Dr Maciej Urlik: słońce dla pacjentów z mukowiscydozą powoli przedziera się przez chmury
Mukowiscydoza największe spustoszenie czyni w płucach chorego, prowadząc z czasem do ich całkowitej niewydolności. Chorzy na mukowiscydozę mają również niewydolną trzustkę i problemy z trawieniem tłuszczu, co prowadzi do niedożywienia i problemów ze wzrastaniem. Od marca 2022 roku w Polsce dla pacjentów powyżej 12. roku życia są refundowane najnowocześniejsze i najskuteczniejsze leki spośród tzw. kaftorow, które skutecznie pozywają zatrzymać przyczyny rozwoju choroby. O nowym leczeniu i wyzwaniach związanych z nowymi terapiami rozmawiamy z dr n. med. Maciejem Urlikiem, koordynatorem oddziału transplantacji płuc z pododdziałem mukowiscydozy w Śląskim Centrum Chorób Serca w Zabrzu oraz członkiem zarządu Polskiego Towarzystwa Walki z Mukowiscydozą.

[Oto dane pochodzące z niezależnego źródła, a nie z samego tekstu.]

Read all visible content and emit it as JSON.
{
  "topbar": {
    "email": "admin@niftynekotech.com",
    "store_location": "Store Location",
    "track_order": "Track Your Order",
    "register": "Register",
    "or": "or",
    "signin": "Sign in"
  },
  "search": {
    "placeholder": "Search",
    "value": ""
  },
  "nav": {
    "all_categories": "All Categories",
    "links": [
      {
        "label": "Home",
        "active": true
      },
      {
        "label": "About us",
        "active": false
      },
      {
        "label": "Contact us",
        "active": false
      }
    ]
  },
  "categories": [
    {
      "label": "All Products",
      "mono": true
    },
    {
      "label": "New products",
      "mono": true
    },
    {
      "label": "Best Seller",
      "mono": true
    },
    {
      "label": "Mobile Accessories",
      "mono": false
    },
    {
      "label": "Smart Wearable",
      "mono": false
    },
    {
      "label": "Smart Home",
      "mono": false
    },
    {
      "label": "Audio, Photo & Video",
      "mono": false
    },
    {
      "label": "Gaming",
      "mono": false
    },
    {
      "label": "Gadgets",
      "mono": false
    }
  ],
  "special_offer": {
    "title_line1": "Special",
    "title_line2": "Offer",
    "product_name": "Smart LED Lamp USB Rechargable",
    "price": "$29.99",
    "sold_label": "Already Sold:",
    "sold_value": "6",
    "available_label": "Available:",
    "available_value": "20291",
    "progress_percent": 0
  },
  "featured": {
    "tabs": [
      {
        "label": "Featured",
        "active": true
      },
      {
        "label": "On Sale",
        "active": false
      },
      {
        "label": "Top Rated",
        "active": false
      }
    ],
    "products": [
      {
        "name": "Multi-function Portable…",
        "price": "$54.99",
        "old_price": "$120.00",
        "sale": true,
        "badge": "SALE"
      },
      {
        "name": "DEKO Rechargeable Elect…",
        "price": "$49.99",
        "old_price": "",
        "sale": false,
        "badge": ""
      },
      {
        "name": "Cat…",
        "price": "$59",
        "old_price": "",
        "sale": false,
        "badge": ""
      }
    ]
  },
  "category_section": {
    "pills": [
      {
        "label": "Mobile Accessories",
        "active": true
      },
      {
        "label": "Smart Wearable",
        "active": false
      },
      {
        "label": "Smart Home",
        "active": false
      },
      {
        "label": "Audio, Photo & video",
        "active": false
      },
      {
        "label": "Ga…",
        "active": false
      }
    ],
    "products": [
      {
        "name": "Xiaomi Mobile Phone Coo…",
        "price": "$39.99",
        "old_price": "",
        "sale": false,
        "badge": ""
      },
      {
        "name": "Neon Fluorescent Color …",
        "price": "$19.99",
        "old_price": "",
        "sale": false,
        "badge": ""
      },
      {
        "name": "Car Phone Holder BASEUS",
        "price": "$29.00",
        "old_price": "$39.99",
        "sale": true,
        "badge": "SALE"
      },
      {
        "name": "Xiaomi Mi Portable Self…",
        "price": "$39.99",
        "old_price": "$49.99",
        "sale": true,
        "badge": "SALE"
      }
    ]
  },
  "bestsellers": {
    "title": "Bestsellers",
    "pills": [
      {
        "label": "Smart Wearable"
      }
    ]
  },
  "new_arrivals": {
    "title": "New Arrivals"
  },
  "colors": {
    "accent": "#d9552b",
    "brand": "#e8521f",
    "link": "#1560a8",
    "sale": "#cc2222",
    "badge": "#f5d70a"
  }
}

Od półtora roku w Polsce refundowane są nowoczesne leki na mukowiscydozę dla pacjentów powyżej 12. roku życia. Jak zmieniło to sytuację pacjentów z mukowiscydozą?
MU: Dysponujemy już obserwacjami kilkuletnimi. Przed Polską terapię lekami wprowadziły Stany Zjednoczone i kraje Europy Zachodniej, mamy więc wiedzę z ośrodków, w których lek stosowany jest dłużej. Faktycznie u pacjentów z mukowiscydozą nowe leczenie działa rewelacyjnie, sprawia że choroba przestaje być dominującym problemem w życiu pacjentów. Z perspektywy ośrodków transplantacyjnych możemy powiedzieć też, że pacjenci z mukowiscydozą praktycznie zniknęli z list oczekujących na transplantację płuc. Ta liczba zmniejszyła się o ponad 80 procent. Pacjenci, którzy do tej pory walczyli o każdy oddech, wrócili do normalnego życia, normalnej codziennej aktywności, zaczęli myśleć perspektywicznie.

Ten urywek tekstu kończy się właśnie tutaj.